In the past 14 months Annabel has launched her own Annabel’s Deliciously British range of strawberries, her own branded non-alcoholic drinks, Tame & Wild, and her own jam which will be launched at the end of this month. Next in line is honey, to be produced as her latest new venture alongside the strawberry fields.
Annabel said her guiding principles are quality produce, sustainability, eliminating food waste, looking after her massive team and diversification. Lockdown, rather than stymying her, has accelerated Annabel’s thoughts, visions and activities.
“We started growing strawberries in 2004 and have always supplied the major supermarket chains, such as Morrisons.
“Whatever we do here is all down to doing it well, the best we can, producing premium berries, all of which are grown in multi-bay, telescopic polytunnels using a hydroponic system that we started with in 2011. The crop is grown on steel tables making conditions far better for our pickers as they are at just the right height. It is a back-breaking job if strawberries are grown on the ground.
“When lockdown came I had some sleepless nights re-thinking our markets for the berries, plus how we could manage our season safely for our team. It starts in May and runs to November. That’s when I made a number of long-term decisions for us to be more sustainable and to eliminate food waste by entering into a new product. I had always been concerned about the number of imperfect or wonky berries that hadn’t made the grade and were wasted.
“I’d had the idea of a jam brand for a long time. Around 99 per cent of big supermarket brands of jam are made from imported fruit. My view was that there must be a way we could produce a premium quality British strawberry jam that would sell in the likes of Fortnum & Mason and other premium major retailers.”
Annabel understands that success in any competitive market place is down to hard work, energy, commitment and passion. Winning a bronze medal with the British Dressage team at the European Championships in 1998 showed what she was capable of in sport and in business she is just as passionate.

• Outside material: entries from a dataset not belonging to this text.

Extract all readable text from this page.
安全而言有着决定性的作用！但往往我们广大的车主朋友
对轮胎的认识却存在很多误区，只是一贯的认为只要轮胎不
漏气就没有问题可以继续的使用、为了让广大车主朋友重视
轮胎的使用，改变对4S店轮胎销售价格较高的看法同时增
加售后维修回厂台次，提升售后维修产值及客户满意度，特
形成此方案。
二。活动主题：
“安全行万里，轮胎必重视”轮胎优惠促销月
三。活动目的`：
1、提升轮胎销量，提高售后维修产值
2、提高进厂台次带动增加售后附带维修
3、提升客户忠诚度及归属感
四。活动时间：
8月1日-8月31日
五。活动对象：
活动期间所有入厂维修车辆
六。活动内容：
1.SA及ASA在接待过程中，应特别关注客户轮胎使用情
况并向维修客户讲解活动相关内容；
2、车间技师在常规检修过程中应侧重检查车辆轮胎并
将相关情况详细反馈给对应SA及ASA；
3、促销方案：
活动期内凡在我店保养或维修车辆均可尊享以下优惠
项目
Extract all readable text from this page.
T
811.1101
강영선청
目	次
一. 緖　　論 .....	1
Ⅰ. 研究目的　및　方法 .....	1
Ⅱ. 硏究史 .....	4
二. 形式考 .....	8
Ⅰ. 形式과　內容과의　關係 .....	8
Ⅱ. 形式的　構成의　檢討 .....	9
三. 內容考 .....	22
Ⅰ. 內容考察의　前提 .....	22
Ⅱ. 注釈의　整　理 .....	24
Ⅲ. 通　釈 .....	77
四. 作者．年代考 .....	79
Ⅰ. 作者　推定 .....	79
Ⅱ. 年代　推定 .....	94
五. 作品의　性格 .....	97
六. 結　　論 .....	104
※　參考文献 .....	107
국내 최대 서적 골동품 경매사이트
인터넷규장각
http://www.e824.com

“I’ve always believed in straight talking and when I started Annabel’s Deliciously British I went to London and sold myself to the major retailers like Harrod’s and many of the best hotels, restaurants and chefs offering them what I feel are the best quality strawberries grown in the UK.
“We now have a vast amount of chefs who won’t use anything but Annabel’s Deliciously British. I’m working with our drinks and jam in the same way. Quality comes first, no matter what we do.”
Tame & Wild is the non-alcoholic drinks brand that Annabel launched in November last year. There are currently four flavours that all include strawberries from Sturton Grange, along with other English fruits and foraged botanicals. It’s another example of how Annabel is using up what she terms her wonky strawberries.
“The non-alcoholic drinks and now our jam will hopefully eliminate food waste completely over time as we grow those strands. And then there’s the honey.
“We wouldn’t have a business without bees. They are crucial to our crop and they are the most amazing insects. We are now moving into beekeeping, which will add to our sustainability and provide us with another product to be called Yorkshire Honey.
“I’m just waiting for my queens to arrive, otherwise we are now all set up with 20 hives across a 20-acre field.
“I am so excited about our future with everything we have going on. If we don’t set our sights high, it’s our own downfall. Our products are already well respected and now we’re adding to our range. We’re also highly sustainable. We have our own lake from which water is supplied for our strawberry crop, we generate electricity from solar panels and are improving wildlife habitat.”
At the height of the season Annabel employs a team of 300 predominantly from Eastern Europe. Picking, packing and distribution is all handled on site. While she couldn’t do without the bees, she also couldn’t do without her team.
“The lockdown situation could have been cataclysmic for her if her team had not been able to get over this year.
“Fortunately, nearly everyone has come. Around 85 per cent are returnees each year and work exceptionally hard. We look after all our team who live on site and have a shop and gym facilities available. We’ve been ensuring they work in small groups during lockdown.”
Annabel grew up working for her father, Chris Makin, on the family farm that today sees the farming operation extended to 1,100 acres over three farms.